Ces émeutes feront des victimes parmi les journalistes aussi. Un rédacteur en chef d’Algérie Actualité a été limogé à la suite des manifestations d’Oran, alors qu’en 1986, un journaliste, ayant couvert les émeutes de Constantine pour le compte de Révolution Africaine avait subi les foudres d’El Moudjahid et d’Echaab, l’Unité et An Nasr. L’information sera l’apanage d’organes étrangers, notamment français. «Les événements de Constantine se sont étendus à d’autres villes dont Annaba, Batna, Béjaïa, Blida, Collo, suivis par les manifestations à l’université de Bab Ezzouar d’Alger, créant ainsi un climat de solidarité nationale», rapporte alors Libre Algérie. Aucune leçon ne sera tirée de tous ces avertissements. Le système a ainsi échoué dans la transmission de la mémoire. Ferhat Mehenni dira : «nous étions au temps où l’acte politique était le monopole de l’État et du parti unique.

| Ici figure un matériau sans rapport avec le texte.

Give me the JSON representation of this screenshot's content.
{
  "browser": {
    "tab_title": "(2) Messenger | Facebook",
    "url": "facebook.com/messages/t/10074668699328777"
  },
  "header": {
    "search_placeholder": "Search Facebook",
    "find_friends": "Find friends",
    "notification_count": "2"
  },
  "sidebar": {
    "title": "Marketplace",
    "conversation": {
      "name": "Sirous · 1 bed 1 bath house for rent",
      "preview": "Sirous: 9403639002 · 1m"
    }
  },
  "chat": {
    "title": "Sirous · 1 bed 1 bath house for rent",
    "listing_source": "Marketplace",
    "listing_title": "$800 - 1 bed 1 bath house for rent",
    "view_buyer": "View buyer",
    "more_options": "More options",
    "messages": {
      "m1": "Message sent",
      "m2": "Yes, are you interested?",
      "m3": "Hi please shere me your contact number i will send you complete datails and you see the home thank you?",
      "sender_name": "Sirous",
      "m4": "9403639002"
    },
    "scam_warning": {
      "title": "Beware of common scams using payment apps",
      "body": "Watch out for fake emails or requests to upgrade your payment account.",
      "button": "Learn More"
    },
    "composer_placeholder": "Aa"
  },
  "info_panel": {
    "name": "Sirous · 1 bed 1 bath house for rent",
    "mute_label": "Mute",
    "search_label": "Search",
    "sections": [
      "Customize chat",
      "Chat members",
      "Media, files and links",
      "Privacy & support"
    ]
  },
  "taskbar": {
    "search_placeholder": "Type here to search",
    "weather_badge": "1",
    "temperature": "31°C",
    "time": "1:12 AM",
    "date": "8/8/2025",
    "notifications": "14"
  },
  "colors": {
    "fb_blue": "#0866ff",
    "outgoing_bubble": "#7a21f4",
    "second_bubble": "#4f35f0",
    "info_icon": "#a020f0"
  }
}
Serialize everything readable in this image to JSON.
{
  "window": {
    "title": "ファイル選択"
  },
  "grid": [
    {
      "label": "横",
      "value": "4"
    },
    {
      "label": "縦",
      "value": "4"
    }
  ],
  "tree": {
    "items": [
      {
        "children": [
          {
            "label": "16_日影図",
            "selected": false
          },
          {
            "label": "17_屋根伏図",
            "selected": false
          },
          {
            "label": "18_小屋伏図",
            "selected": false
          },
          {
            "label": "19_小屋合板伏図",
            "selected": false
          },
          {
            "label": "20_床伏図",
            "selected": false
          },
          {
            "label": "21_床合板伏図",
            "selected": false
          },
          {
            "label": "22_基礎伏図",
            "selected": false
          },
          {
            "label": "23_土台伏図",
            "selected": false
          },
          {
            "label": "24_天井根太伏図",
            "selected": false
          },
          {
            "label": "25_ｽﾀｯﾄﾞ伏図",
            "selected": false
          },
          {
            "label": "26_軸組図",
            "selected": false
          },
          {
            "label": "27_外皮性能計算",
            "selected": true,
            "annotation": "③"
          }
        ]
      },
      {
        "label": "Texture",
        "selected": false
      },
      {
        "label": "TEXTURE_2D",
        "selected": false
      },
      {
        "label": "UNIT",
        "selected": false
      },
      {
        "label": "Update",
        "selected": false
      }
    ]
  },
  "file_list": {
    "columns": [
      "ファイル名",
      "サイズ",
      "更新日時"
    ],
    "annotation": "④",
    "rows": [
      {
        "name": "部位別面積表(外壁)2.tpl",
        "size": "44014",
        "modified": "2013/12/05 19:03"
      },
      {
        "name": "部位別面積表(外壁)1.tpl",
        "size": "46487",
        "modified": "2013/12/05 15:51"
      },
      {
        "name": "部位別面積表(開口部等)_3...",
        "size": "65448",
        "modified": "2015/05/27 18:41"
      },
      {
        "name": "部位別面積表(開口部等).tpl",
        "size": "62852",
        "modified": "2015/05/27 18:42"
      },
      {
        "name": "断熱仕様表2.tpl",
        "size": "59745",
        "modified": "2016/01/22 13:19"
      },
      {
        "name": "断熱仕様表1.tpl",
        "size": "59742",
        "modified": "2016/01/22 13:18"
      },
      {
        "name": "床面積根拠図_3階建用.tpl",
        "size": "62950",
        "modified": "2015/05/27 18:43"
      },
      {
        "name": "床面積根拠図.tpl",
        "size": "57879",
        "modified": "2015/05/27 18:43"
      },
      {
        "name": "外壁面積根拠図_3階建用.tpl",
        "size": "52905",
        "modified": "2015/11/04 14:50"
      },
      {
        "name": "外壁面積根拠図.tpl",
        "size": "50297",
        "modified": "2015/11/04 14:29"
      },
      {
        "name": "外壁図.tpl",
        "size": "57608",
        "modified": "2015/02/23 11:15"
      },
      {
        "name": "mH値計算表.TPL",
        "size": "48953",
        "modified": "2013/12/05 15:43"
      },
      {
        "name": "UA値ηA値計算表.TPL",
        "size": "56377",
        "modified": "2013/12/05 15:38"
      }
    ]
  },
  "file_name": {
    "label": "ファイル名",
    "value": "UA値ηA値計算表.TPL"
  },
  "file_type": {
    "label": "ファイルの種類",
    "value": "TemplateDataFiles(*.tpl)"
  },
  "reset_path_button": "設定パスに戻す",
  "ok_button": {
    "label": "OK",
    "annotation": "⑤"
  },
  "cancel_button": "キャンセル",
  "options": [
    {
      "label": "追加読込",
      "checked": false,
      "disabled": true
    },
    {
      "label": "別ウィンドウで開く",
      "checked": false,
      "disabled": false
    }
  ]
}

Le simple fait de déposer, en groupe, une gerbe de fleurs à un monument aux morts était considéré comme un acte de dissidence et d’opposition au régime. C’était pour l’officialité, une grave offense, une trahison. Les tenants du pouvoir achetaient des soutiens qui leur assuraient la légitimité».

Tous les ingrédients d’une explosion sociale se précisent au jour le jour, depuis ce sinistre 20 Avril 1980. Les inégalités sociales, l’aggravation du chômage, les droits les plus élémentaires bafoués, une citoyenneté inexistante, une économie fébrile incapable du changement. Tel est l’état des lieux à la veille du 5 Octobre 1988. Le plus étonnant dans l’histoire, est le fait que c’est le président Chadli lui-même, qui a pris la responsabilité de lancer un appel à la contestation ! Un appel à la manifestation populaire lourd de conséquences, puisque, quelques jours après ce fameux discours, tout le pays connaîtra un embrasement sans précédent. Lounis Aggoun et Jean-Baptiste Rivoire rapportent à travers l’ouvrage «Françalgerie, crimes et mensonges d’États» qu’«un certain Mercredi 5 Octobre 1988, vers 10H du matin, Alger explose avec une violence inouïe». Cet événement marque une deuxième rupture dans l’histoire de l’Algérie indépendante.